Ein Leuchtturm-Projekt für Mülheim geht in die nächste Runde. Am Freitag durften Kinder ihre Wünsche für den ersten vollständig inklusiven Spielplatz der Stadt äußern, der bis 2027 am Fossilienweg entstehen soll. Jeder, der an diesem Großprojekt beteiligt ist, war dabei: David Lüngen, Dezernent für Schule, Jugend und Sport, der Verein Rolli Rockers als Ideengeber, die zuständigen Planer. Aber auch jede Menge Kinder beteiligten sich, darunter die Vorschulkinder der Kita Bärenhöhle, eine inklusive Klasse der Pestalozzischule und Schüler der Rembergschule. In die Pestalozzischule war das Treffen aufgrund des schlechten Wetters auch verlegt worden. Ursprünglich war zum Spielplatz am Fossilienweg eingeladen worden.

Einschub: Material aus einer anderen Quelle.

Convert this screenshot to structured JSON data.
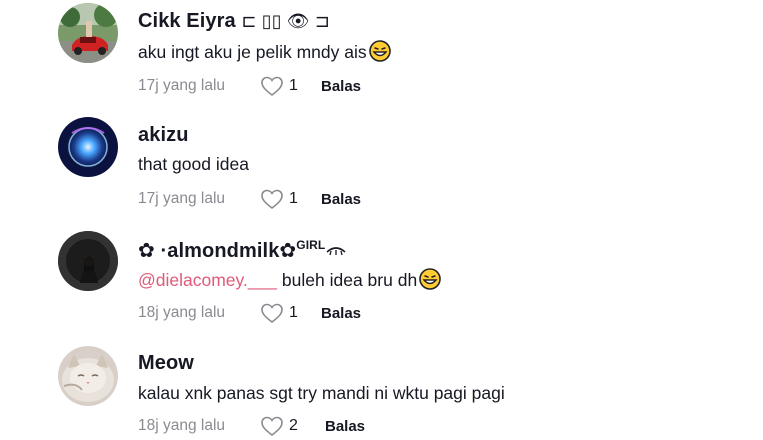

„Die Rutsche ist zu steil“, sagt Leon (14) und deutet auf eine Klopapierrolle. Er und eine Handvoll Mitschüler von der Gustav-Heinemann-Gesamtschule haben in einer AG über die Frage nachgedacht, wie ein Spielplatz für alle Kinder aussehen sollte. „Dabei ist uns klar geworden, dass Kinder mit Beeinträchtigung überall ausgeschlossen werden.“ Mit einfachen Bastelmaterialien wie Eisstielen und eben Klopapierrollen dürfen die Kinder und Jugendlichen am Freitag aufbauen, wie sie sich einen idealen Spielplatz wünschen. Die Klopapierrolle ist eben zu einer Röhrenrutsche geworden.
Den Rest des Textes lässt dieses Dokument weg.